A timely find after seeing the movie The Death of Stalin which featured Beria. This was an interesting book told as two stories Beria's and the author of his diary. It was great tale of murder, barbarism and suspense. If you like reading of the Stalin era this one may be of interest.
Note : 3 and a half stars. Very good, but also very bleak, thriller, dealing with a massive literary hoax and the consequences. Well written, and pacy.
I thoroughly enjoyed The Beria Papers for its first three quarters: extremely well research, with plenty of historical details which makes the reading both informative and entertaining, a plot which unfolds in a pretty riveting manner, good character development. So I was ready to assign a 4 or 5 star, depending on how strong the finale would be. In the last quarter then the author introduces the espionage dimension into the story, and - as a genre junkie - I can say this is not his stronghold; the way the KGB and CIA agents are portrayed is naïf to say the least, let alone some serious plausibility issues. Plus, the epilogue is absurdly rushed, incredibly abrupt, as if the author got bored with his own story and wanted to close it as quickly as possible. Hence my final rating of 3, which could have been a 2 but I wanted to acknowledge that for its majority the book was an enjoyable read.
What I thought was actually going to a true non-fiction book (I hadn't read any reviews), turned out to be a well thought out novel. At first I found it very plausible that a diary could be written by such a madman, and yet I knew it was highly unlikely. Neither Hitler, Stalin, Mao, Mengele, Napoleon etc, ever wrote a diary, so why would Beria.
But getting back to the story. I was riveted by it from the beginning to the end. The facts were well researched, even if you don't get First Class tickets on a Boeing 707 London to Paris service. The characters were real, and I did expect Thomas to survive. The plot started to fall apart when Boris committed suicide. It's pretty damn near impossible to kill yourself that way. As for the last chapter, well the story ended in a complete shemozzle. It was so unbelievable and trite I was actually annoyed at the author for ending it this way. To me, it sounded like he was bored with his novel, and just wanted to end it.....get it over with.....finite. !!!! A good story ending badly. What a shame.
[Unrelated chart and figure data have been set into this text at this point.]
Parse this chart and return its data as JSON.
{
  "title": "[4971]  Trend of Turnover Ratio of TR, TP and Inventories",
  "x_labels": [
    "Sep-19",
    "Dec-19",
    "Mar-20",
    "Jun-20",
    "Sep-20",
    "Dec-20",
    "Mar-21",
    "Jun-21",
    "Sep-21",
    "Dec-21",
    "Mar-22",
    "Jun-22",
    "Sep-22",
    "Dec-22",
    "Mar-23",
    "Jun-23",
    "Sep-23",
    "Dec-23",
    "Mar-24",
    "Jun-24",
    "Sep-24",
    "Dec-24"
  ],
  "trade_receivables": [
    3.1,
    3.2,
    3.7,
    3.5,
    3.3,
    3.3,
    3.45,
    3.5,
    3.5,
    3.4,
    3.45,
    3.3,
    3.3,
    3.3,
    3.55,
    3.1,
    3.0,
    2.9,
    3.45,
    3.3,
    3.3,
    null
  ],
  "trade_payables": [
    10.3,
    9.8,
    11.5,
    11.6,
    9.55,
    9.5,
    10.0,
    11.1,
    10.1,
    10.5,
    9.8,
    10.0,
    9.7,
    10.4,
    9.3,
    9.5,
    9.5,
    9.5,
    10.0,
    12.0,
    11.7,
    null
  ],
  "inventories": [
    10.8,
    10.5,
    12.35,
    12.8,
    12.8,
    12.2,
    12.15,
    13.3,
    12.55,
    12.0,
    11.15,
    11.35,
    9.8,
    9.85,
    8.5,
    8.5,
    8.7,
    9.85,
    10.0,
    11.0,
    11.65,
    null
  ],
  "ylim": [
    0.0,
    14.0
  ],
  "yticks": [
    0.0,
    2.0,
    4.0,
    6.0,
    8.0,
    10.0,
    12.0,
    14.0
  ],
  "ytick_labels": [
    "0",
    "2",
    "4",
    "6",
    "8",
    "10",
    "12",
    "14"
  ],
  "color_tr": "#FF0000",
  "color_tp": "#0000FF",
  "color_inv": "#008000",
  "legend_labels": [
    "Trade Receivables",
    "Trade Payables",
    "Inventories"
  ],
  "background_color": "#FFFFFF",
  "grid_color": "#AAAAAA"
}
This entire review has been hidden because of spoilers.
The private diaries of Stalin's chief secret policeman are offered for publication in a spooky forecast of the Times debacle over the Hitler Diaries.
Williams again comes up with cast of unscrupulous individuals, the usual female interest and a British journalist to pull all the pieces together. Written and set in 1973 with the KGB and CIA on their trail Williams shows his skill again producing a polished and exciting spy thriller.
If you have read Williams before you won’t be disappointed.